Contact VIP Technical Support for the appropriate patch file for use in step 3.
Stop the VIP Enterprise Gateway Service.
Windows: Go to Start→Administrative Tools→Services. Stop the VIP Enterprise Gateway service.
Linux: Run <VRSN_MAUTH_HOME>/server/bin/shutdown.sh
Download the following file to a temporary location:
Windows: 97_Win_vipconsole.war
Linux: 97_Lin_vipconsole.war
Locate and create a backup of the file vipconsole.war in the <EG_HOME>/server/webapps folder. Replace it with the downloaded file from step 2. Rename the downloaded file to vipconsole.war.
Delete the jetty folder from the <EG_HOME>/server/work directory.
example: <EG_HOME>/server/work/ jetty-0.0.0.0-8232-vipconsole.war-_vipegconsole-any-
Start the VIP Enterprise Gateway Service:
Linux: Run <VRSN_MAUTH_HOME>/server/bin/startup.sh
Stop the VIP Enterprise Gateway Service:
Windows: Go to Start→Administrative Tools→Services. Stop the VIP Enterprise Gateway service.

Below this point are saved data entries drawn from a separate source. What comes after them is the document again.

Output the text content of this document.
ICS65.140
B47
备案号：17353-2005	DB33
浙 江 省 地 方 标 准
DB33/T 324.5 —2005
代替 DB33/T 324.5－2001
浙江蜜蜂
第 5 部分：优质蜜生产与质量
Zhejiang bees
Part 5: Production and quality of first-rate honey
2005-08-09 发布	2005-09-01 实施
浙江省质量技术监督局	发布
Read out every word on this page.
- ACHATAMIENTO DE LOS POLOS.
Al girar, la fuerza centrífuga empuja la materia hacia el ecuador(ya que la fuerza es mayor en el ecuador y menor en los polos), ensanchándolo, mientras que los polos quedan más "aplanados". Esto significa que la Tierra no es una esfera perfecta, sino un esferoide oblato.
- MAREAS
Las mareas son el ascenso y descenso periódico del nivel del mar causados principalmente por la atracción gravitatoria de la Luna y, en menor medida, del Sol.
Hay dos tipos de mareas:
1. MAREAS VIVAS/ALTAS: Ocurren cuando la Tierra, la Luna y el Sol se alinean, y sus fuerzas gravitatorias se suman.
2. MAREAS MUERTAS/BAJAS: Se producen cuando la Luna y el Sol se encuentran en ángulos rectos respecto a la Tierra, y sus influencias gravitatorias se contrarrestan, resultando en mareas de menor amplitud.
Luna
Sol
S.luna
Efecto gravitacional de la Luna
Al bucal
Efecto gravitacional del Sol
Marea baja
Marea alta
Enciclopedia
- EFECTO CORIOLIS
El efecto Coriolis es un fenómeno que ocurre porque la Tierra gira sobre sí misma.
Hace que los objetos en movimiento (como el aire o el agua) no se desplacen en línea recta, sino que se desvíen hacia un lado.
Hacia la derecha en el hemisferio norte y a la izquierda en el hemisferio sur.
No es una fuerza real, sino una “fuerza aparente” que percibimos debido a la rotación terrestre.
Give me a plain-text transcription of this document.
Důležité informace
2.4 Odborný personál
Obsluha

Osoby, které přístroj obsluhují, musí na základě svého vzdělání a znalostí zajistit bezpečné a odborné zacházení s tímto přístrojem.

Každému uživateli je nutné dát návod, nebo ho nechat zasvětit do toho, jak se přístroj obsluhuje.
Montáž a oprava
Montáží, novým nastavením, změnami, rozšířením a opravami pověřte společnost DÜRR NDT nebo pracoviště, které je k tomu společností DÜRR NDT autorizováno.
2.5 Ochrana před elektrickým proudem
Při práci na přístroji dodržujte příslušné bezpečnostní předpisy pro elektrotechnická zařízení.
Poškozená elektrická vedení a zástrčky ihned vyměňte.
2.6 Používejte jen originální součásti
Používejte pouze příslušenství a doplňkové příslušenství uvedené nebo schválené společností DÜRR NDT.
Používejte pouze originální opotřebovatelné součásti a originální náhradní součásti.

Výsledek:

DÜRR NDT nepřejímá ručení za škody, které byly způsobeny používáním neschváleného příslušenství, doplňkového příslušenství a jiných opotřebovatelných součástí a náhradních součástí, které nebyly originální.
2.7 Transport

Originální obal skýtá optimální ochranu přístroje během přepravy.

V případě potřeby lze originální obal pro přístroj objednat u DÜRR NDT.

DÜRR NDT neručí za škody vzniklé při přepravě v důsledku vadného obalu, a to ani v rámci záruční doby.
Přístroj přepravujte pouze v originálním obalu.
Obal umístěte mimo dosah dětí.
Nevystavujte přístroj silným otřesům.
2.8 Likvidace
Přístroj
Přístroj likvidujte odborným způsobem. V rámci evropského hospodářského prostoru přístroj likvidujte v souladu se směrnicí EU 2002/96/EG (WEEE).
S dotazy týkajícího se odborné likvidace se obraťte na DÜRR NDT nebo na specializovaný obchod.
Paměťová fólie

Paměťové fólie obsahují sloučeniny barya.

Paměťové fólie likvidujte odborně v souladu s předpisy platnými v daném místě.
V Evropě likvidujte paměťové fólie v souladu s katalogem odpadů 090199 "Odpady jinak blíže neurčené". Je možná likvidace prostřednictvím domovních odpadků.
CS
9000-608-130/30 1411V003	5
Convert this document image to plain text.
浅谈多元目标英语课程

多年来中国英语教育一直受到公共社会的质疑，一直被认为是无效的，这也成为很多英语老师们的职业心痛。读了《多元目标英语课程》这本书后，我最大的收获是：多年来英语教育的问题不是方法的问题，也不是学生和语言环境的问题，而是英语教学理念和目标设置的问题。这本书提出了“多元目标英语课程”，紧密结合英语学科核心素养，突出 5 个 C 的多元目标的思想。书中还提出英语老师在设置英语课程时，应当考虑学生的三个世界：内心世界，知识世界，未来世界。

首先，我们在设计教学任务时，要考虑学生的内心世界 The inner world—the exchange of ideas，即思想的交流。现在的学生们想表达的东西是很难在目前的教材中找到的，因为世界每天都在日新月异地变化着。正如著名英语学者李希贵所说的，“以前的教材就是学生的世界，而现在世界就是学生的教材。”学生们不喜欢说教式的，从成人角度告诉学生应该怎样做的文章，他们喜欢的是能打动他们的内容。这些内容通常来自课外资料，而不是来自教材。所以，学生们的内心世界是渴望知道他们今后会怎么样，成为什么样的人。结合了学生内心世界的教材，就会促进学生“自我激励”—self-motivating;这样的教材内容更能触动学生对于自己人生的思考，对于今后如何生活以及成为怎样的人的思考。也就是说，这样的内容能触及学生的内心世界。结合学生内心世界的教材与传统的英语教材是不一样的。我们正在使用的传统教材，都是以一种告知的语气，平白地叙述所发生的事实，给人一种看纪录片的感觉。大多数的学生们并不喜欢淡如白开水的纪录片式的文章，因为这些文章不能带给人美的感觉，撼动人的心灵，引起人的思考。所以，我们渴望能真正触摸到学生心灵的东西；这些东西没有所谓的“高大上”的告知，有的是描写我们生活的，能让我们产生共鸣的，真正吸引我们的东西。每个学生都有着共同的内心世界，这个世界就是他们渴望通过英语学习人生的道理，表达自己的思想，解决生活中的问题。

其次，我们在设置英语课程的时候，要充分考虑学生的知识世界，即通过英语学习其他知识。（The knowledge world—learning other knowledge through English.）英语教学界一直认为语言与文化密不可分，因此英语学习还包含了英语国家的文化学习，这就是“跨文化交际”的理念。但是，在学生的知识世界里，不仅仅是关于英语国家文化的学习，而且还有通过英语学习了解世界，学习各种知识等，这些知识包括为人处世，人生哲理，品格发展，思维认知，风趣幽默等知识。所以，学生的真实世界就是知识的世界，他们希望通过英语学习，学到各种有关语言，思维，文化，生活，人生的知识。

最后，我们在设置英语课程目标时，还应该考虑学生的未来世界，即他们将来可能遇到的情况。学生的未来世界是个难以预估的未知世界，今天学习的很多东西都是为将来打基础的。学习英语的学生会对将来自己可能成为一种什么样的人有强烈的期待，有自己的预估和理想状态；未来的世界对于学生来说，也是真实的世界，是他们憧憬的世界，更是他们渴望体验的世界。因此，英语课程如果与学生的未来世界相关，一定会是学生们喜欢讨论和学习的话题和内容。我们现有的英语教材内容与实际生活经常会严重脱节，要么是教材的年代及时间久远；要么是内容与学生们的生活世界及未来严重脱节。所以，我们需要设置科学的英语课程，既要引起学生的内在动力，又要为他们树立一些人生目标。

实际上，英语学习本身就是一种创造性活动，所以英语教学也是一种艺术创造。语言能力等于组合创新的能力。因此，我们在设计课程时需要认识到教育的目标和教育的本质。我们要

Linux: Run <VRSN_MAUTH_HOME>/server/bin/shutdown.sh
Delete the jetty folder in “<VIPEG_INSTALLATION>/server/work directory.
example: <EG_HOME>/server/work/ jetty-0.0.0.0-8232-vipconsole.war-_vipegconsole-any-
Restore the backed up vipconsole.war to the <EG_HOME>/server/webapps folder.
Start the VIP Enterprise Gateway Service:
Windows: Go to Start→Administrative Tools→Services. Start the VIP Enterprise Gateway service.
Linux: Run <VRSN_MAUTH_HOME>/server/bin/startup.sh
Symantec recommends that you upgrade to Enterprise Gateway 9.8.3 or later.
VIP Self-Service Portal IdP Proxy (all versions)
The VIP Self-Service Portal IdP proxy is not affected by these vulnerabilities.